My enthusiasm for talet (Amphicarpaea bracteata) is well-known and I'll come to my reasons for initiating another sowing session in due course. After some deliberation and in defiance of the impressively unpromising spring we've had, I've decided to give fate the finger and try a couple of other interesting underground legumes. So, my fellow rhizophiles, I give you my 2016 Trifoliate Triumvirate: Amphicarpaea bracteata, Arachis monticola and Vigna subterranea.
|My Trifoliate Triumvirate: top left: Amphicarpaea bracteata; top right: Vigna subterranea; bottom right: Arachis monticola|
There's a downside, of course - this is a crop wild relative, not an actual crop, after all. The peanuts that A. monticola produces are small and the plant distributes them far and wide, so harvesting them will be a pain. That said, I expect the rodents will manage to demolish the lot with their usual aplomb.
|A. monticola, diminutive monkey nuts|
|A. monticola, diminutive seeds|
If you want to know more about peanut wild relatives, including Arachis monticola, here's a good paper to start with:
Biogeography of wild Arachis (leguminosae): distribution and environmental characterisation
For more on the fascinating sex life of the peanut and its close relatives, you could have a look at this:
Genomic relationships between the cultivated peanut (Arachis hypogaea, Leguminosae) and its close relatives revealed by double GISH
Next up, is my wild card, Bambara groundnut (Vigna subterraneana), which I chose, not for its lofty altitude of origin, chill tolerance or any other possible pre-adaptations to life in Cornwall, but because I've never grown it before and I fancied an experiment. The beans come in all sorts of colours and the diverse batch I received looks like leguminous dolly mixture.

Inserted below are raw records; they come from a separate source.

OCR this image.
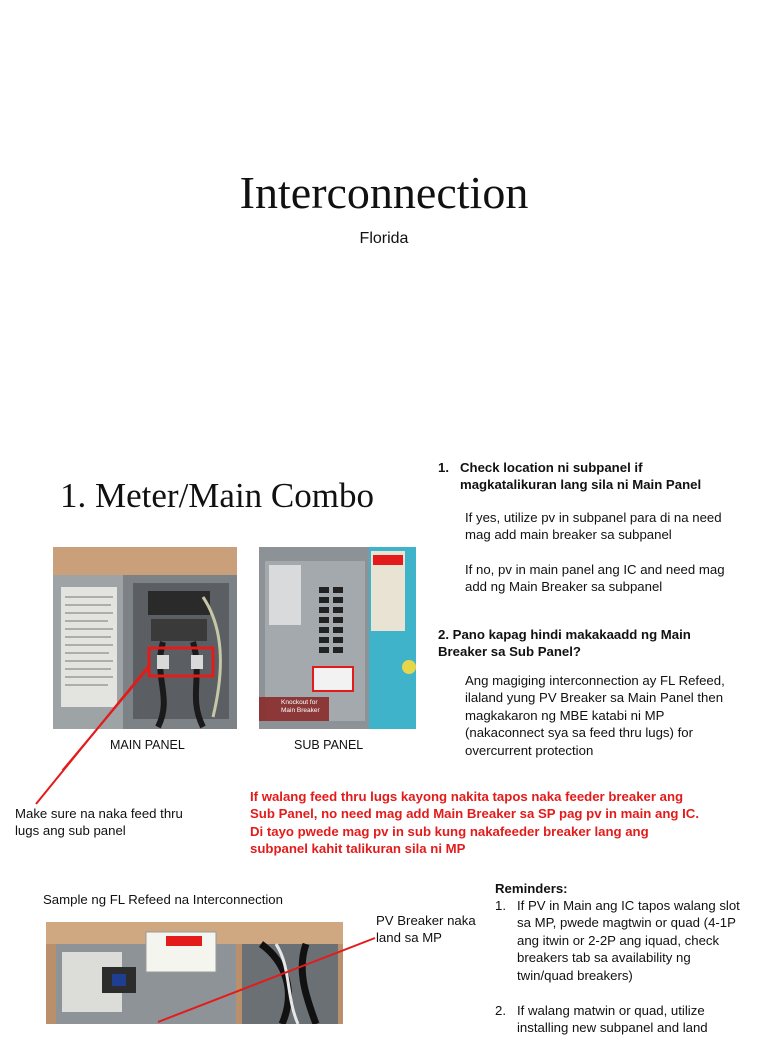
Interconnection
Florida
1. Meter/Main Combo
MAIN PANEL
Knockout for Main Breaker
SUB PANEL
Make sure na naka feed thru lugs ang sub panel
1. Check location ni subpanel if magkatalikuran lang sila ni Main Panel
If yes, utilize pv in subpanel para di na need mag add main breaker sa subpanel
If no, pv in main panel ang IC and need mag add ng Main Breaker sa subpanel
2. Pano kapag hindi makakaadd ng Main Breaker sa Sub Panel?
Ang magiging interconnection ay FL Refeed, ilaland yung PV Breaker sa Main Panel then magkakaron ng MBE katabi ni MP (nakaconnect sya sa feed thru lugs) for overcurrent protection
If walang feed thru lugs kayong nakita tapos naka feeder breaker ang Sub Panel, no need mag add Main Breaker sa SP pag pv in main ang IC. Di tayo pwede mag pv in sub kung nakafeeder breaker lang ang subpanel kahit talikuran sila ni MP
Sample ng FL Refeed na Interconnection
PV Breaker naka land sa MP
Reminders:
1. If PV in Main ang IC tapos walang slot sa MP, pwede magtwin or quad (4-1P ang itwin or 2-2P ang iquad, check breakers tab sa availability ng twin/quad breakers)
2. If walang matwin or quad, utilize installing new subpanel and land
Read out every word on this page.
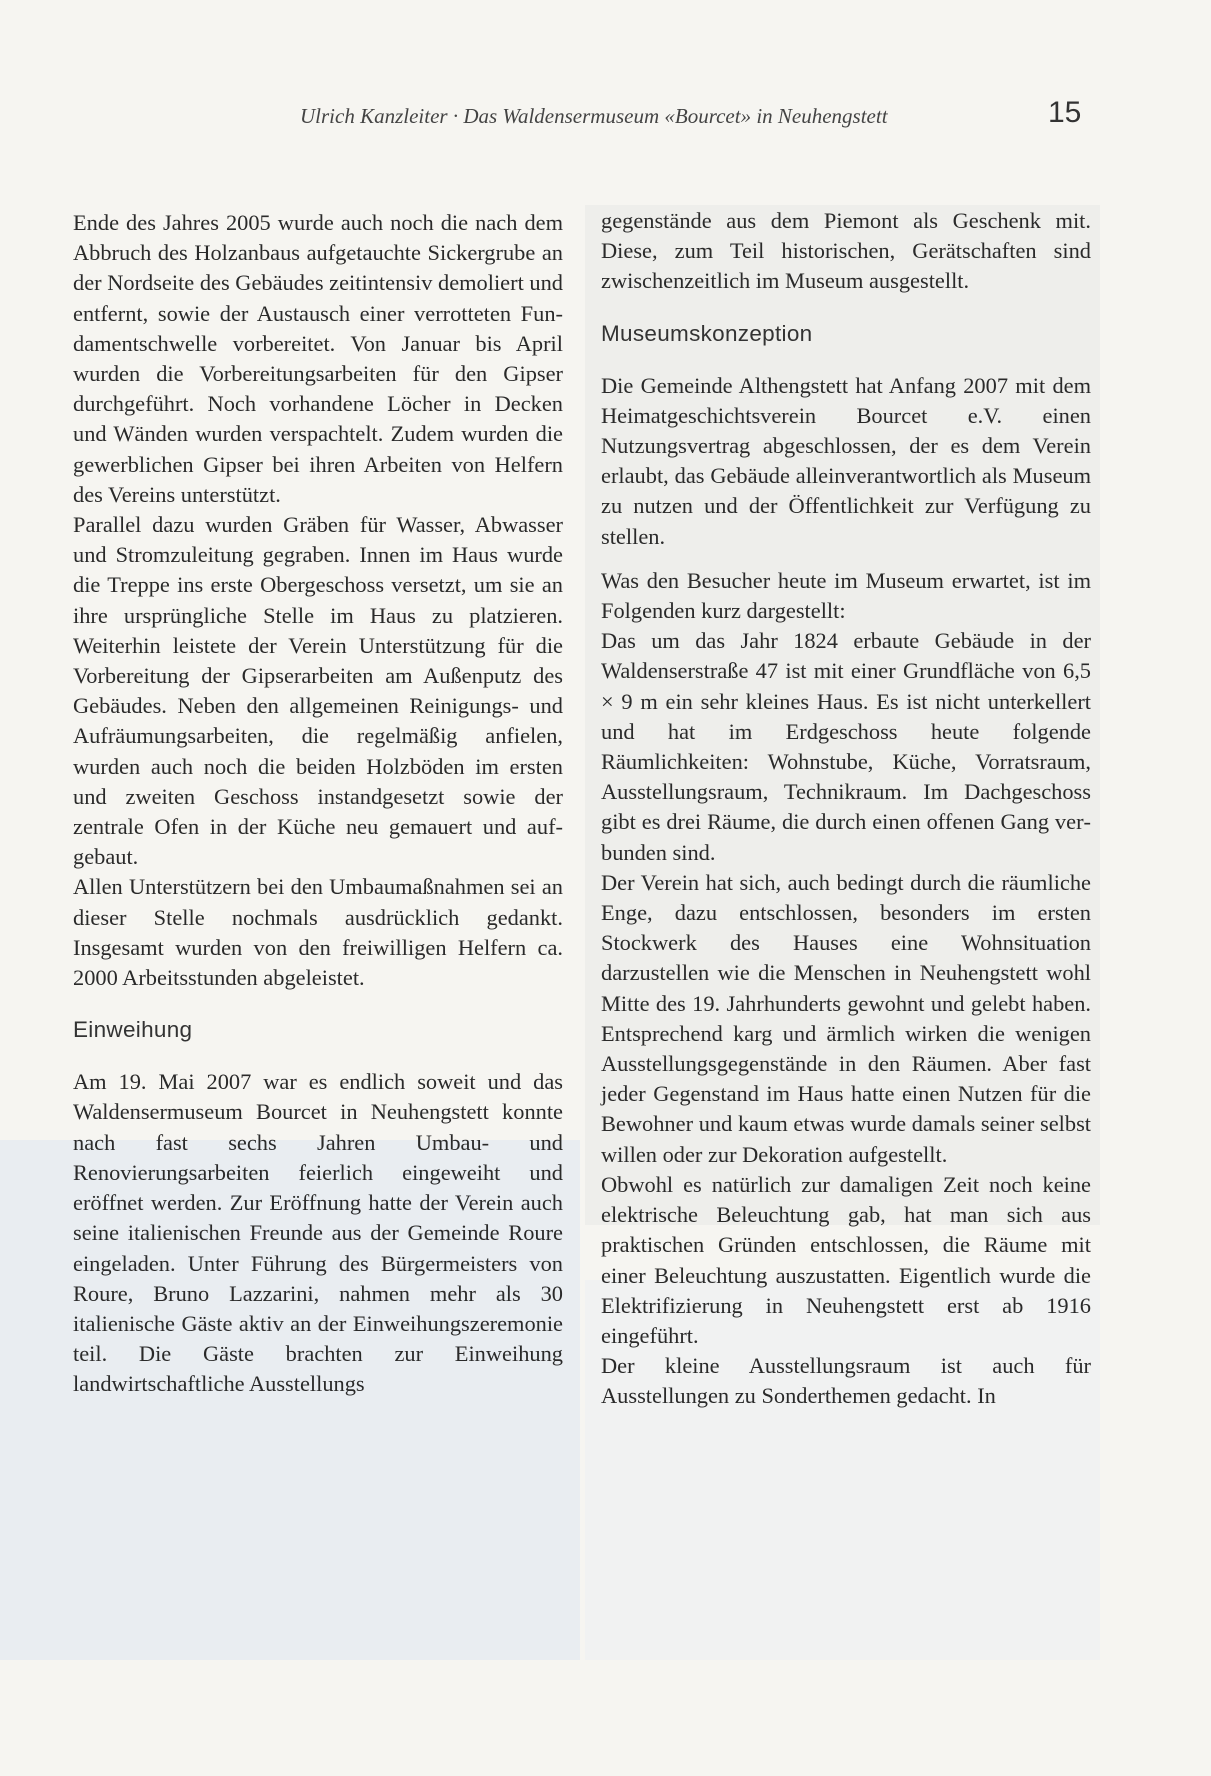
Ulrich Kanzleiter · Das Waldensermuseum «Bourcet» in Neuhengstett	15

Ende des Jahres 2005 wurde auch noch die nach dem Abbruch des Holzanbaus aufgetauchte Sickergrube an der Nordseite des Gebäudes zeitintensiv demoliert und entfernt, sowie der Austausch einer verrotteten Fundamentschwelle vorbereitet. Von Januar bis April wurden die Vorbereitungsarbeiten für den Gipser durchgeführt. Noch vorhandene Löcher in Decken und Wänden wurden verspachtelt. Zudem wurden die gewerblichen Gipser bei ihren Arbeiten von Helfern des Vereins unterstützt.

Parallel dazu wurden Gräben für Wasser, Abwasser und Stromzuleitung gegraben. Innen im Haus wurde die Treppe ins erste Obergeschoss versetzt, um sie an ihre ursprüngliche Stelle im Haus zu platzieren. Weiterhin leistete der Verein Unterstützung für die Vorbereitung der Gipserarbeiten am Außenputz des Gebäudes. Neben den allgemeinen Reinigungs- und Aufräumungsarbeiten, die regelmäßig anfielen, wurden auch noch die beiden Holzböden im ersten und zweiten Geschoss instandgesetzt sowie der zentrale Ofen in der Küche neu gemauert und aufgebaut.

Allen Unterstützern bei den Umbaumaßnahmen sei an dieser Stelle nochmals ausdrücklich gedankt. Insgesamt wurden von den freiwilligen Helfern ca. 2000 Arbeitsstunden abgeleistet.

Einweihung

Am 19. Mai 2007 war es endlich soweit und das Waldensermuseum Bourcet in Neuhengstett konnte nach fast sechs Jahren Umbau- und Renovierungsarbeiten feierlich eingeweiht und eröffnet werden. Zur Eröffnung hatte der Verein auch seine italienischen Freunde aus der Gemeinde Roure eingeladen. Unter Führung des Bürgermeisters von Roure, Bruno Lazzarini, nahmen mehr als 30 italienische Gäste aktiv an der Einweihungszeremonie teil. Die Gäste brachten zur Einweihung landwirtschaftliche Ausstellungs

gegenstände aus dem Piemont als Geschenk mit. Diese, zum Teil historischen, Gerätschaften sind zwischenzeitlich im Museum ausgestellt.

Museumskonzeption

Die Gemeinde Althengstett hat Anfang 2007 mit dem Heimatgeschichtsverein Bourcet e.V. einen Nutzungsvertrag abgeschlossen, der es dem Verein erlaubt, das Gebäude alleinverantwortlich als Museum zu nutzen und der Öffentlichkeit zur Verfügung zu stellen.

Was den Besucher heute im Museum erwartet, ist im Folgenden kurz dargestellt:

Das um das Jahr 1824 erbaute Gebäude in der Waldenserstraße 47 ist mit einer Grundfläche von 6,5 × 9 m ein sehr kleines Haus. Es ist nicht unterkellert und hat im Erdgeschoss heute folgende Räumlichkeiten: Wohnstube, Küche, Vorratsraum, Ausstellungsraum, Technikraum. Im Dachgeschoss gibt es drei Räume, die durch einen offenen Gang verbunden sind.

Der Verein hat sich, auch bedingt durch die räumliche Enge, dazu entschlossen, besonders im ersten Stockwerk des Hauses eine Wohnsituation darzustellen wie die Menschen in Neuhengstett wohl Mitte des 19. Jahrhunderts gewohnt und gelebt haben. Entsprechend karg und ärmlich wirken die wenigen Ausstellungsgegenstände in den Räumen. Aber fast jeder Gegenstand im Haus hatte einen Nutzen für die Bewohner und kaum etwas wurde damals seiner selbst willen oder zur Dekoration aufgestellt.

Obwohl es natürlich zur damaligen Zeit noch keine elektrische Beleuchtung gab, hat man sich aus praktischen Gründen entschlossen, die Räume mit einer Beleuchtung auszustatten. Eigentlich wurde die Elektrifizierung in Neuhengstett erst ab 1916 eingeführt.

Der kleine Ausstellungsraum ist auch für Ausstellungen zu Sonderthemen gedacht. In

The mature beans are eaten roasted or boiled and are considered a complete food, containing about 65% carbohydrate, 18% balanced protein and 6.5% fat; bambara groundnut milk is said to be more palatable than soya milk, which can only be a good thing. In terms of bean distribution, it looks like the plants have abandoned their wild child ancestral habits and deposit their pods demurely, close to the base of the plants. For that the voles will be duly grateful.
Last but no means least, I give you talet (Amphicarpaea bracteata), tried and tested in our climate. Following on from the success of that trial, I was heartbroken when, a few weeks later, a pheasant plucker emptied the pots, scattered the labels and pretty much gobbled the entire crop, eliminating several varieties in the process. Not so fast, Mr Pheasant! All is not lost, due to talet's cunning amphicarpic strategy, whereby it hedges its bets through the production of different types of seeds, including hard, long-lived ones. I've kept a stash of the latter type of all my varieties in case of just such an eventuality. Time to open it and resurrect those that were lost. I'll give the finger to a pheasant just as soon as I will to fate.